- #1
Froskoy
- 26
- 0
Homework Statement
A particle of mass [itex]m[/itex] moving at speed [itex]\frac{3}{5}c[/itex] collides with an identical particle at rest, and forms a new particle of mass [itex]M[/itex] which moves off at speed [itex]v[/itex]. Find v.
Homework Equations
E-P invariant: [itex]E_1^2-p_1c^2=E_2^2-p_2^2c^2=\mathrm{const.}[/itex]
Momentum: [itex]p^2=m^2c^2\left({\gamma_v^2-1}\right)[/itex]
Energy: [itex]E=\sum_i\gamma_im_ic^2[/itex]
The Attempt at a Solution
There is a single particle after the collision, so [itex]E_2^2-p_2^2c^2=M^2c^4[/itex]

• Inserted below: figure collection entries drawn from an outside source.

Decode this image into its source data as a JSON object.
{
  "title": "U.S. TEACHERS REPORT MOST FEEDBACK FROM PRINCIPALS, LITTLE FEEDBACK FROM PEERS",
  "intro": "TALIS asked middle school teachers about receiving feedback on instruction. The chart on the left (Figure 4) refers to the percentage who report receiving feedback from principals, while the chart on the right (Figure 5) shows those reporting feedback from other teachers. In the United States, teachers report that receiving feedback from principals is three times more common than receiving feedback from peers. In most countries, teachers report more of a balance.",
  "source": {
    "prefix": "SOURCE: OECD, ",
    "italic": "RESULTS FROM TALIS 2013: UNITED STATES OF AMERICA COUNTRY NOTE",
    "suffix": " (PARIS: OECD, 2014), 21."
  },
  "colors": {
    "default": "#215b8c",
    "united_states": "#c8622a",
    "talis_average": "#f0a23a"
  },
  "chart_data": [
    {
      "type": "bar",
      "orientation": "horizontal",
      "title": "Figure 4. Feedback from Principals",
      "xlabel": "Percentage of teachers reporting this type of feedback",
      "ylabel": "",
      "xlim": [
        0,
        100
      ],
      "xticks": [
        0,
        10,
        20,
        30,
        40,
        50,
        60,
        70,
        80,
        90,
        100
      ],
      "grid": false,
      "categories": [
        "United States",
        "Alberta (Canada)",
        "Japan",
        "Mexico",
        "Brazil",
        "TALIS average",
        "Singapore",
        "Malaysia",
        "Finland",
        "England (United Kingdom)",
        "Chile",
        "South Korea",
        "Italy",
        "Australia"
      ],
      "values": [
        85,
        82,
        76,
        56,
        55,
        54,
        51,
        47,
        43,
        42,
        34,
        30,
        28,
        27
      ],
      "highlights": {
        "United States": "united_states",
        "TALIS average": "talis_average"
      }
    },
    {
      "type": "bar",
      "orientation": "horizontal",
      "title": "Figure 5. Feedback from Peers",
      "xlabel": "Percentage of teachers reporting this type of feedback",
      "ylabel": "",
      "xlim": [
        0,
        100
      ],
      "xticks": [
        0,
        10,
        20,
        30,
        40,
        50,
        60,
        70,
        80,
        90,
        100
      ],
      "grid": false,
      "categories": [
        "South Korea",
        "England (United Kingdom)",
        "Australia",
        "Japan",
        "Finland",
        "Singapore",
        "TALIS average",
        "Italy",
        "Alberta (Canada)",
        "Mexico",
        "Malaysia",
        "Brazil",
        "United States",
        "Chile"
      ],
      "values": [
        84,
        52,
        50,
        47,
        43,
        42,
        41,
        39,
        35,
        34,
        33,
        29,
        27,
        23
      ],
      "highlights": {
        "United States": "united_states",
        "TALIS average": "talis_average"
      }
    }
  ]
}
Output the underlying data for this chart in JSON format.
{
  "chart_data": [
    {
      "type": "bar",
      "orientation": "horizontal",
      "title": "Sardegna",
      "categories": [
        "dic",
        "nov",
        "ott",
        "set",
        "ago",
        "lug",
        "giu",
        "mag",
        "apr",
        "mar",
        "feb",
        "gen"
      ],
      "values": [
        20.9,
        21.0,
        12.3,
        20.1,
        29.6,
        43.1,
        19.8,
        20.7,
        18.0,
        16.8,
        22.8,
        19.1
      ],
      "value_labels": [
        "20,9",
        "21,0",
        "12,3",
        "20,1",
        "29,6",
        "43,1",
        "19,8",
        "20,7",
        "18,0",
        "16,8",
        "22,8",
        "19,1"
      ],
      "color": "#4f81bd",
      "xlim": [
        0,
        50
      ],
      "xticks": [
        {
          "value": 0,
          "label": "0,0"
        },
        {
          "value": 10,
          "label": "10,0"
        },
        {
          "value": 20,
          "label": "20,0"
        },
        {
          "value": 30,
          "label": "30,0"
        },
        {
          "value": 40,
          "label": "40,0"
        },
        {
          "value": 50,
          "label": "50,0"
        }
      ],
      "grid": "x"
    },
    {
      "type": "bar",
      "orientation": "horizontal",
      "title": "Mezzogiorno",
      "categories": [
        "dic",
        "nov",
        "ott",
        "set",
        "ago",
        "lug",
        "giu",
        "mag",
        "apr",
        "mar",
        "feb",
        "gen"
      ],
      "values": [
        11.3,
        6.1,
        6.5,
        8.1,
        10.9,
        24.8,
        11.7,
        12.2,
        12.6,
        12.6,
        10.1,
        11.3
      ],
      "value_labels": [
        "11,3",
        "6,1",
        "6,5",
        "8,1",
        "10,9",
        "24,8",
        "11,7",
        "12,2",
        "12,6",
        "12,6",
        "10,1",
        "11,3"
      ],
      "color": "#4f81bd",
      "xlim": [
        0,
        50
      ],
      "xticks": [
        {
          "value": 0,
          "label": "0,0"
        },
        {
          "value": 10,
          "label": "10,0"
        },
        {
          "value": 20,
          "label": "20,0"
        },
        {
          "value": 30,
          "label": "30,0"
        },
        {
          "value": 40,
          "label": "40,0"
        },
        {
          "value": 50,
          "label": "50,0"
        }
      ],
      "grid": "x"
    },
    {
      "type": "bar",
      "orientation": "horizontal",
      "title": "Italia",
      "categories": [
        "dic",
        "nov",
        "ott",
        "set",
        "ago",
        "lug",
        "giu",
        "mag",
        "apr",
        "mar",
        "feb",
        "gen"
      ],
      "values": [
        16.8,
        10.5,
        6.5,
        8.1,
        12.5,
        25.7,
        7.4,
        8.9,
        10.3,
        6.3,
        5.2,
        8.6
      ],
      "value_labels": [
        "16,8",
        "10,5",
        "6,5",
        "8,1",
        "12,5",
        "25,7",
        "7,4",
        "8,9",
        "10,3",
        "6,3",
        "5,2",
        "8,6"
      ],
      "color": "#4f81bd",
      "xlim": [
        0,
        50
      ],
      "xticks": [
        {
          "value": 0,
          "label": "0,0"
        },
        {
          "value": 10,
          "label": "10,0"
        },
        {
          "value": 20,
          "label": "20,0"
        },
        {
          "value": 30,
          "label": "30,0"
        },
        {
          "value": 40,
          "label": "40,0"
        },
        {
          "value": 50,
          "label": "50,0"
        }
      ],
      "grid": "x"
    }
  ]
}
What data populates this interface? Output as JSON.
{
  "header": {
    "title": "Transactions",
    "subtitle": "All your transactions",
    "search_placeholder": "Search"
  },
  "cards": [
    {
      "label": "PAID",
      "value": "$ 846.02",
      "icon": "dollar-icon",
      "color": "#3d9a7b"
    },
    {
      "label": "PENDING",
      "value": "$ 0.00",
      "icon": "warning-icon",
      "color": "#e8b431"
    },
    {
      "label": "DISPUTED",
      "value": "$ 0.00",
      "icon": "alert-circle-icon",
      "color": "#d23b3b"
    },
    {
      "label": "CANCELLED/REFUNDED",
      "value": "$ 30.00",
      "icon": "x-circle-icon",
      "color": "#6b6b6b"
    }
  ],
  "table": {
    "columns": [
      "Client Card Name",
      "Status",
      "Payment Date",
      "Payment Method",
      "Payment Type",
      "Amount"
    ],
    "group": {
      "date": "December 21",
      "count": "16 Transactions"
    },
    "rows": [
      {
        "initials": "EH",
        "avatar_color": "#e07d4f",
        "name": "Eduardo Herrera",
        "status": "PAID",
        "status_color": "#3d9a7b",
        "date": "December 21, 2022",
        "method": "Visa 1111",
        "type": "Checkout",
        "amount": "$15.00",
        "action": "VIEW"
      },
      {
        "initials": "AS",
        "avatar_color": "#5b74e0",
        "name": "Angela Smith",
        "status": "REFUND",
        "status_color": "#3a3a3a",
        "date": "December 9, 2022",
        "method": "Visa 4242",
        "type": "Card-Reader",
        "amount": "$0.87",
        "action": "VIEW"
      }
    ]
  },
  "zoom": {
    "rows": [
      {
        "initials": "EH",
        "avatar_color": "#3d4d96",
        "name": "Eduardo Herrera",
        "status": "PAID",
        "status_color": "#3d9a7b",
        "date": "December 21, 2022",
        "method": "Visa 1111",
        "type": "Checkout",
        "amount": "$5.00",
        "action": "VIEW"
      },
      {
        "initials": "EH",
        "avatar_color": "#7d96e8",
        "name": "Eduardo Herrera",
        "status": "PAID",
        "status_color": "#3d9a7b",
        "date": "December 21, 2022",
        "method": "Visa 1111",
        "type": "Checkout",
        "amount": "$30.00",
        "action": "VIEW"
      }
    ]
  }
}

where [itex]E_2=\gamma_vMc^2[/itex]
and [itex]p_2^2=M^2c^2\left({\gamma_v^2-1}\right)[/itex]
so
[tex] \gamma_v^2M^2c^4-M^2c^4\left({\gamma_v^2-1}\right)^2=M^2c^4\\<br /> \gamma_v^2-\left({\gamma_v^4-2\gamma_v^2+1}\right)=1\\<br /> \left({\gamma_v^2-1}\right)\left({\gamma_v^2-2}\right)=0[/tex]
Reject the [itex]\gamma_v^2=1[/itex] solution, since this would mean [itex]v=0[/itex].
The [itex]\gamma_v^2=2[/itex] solution gives [itex]v=\frac{\sqrt{2}}{2}c[/itex], which is incorrect - the answer is [itex]v=\frac{1}{3}c[/itex].
I expect there's something fundamentally wrong with my method, but not sure what? Thank you!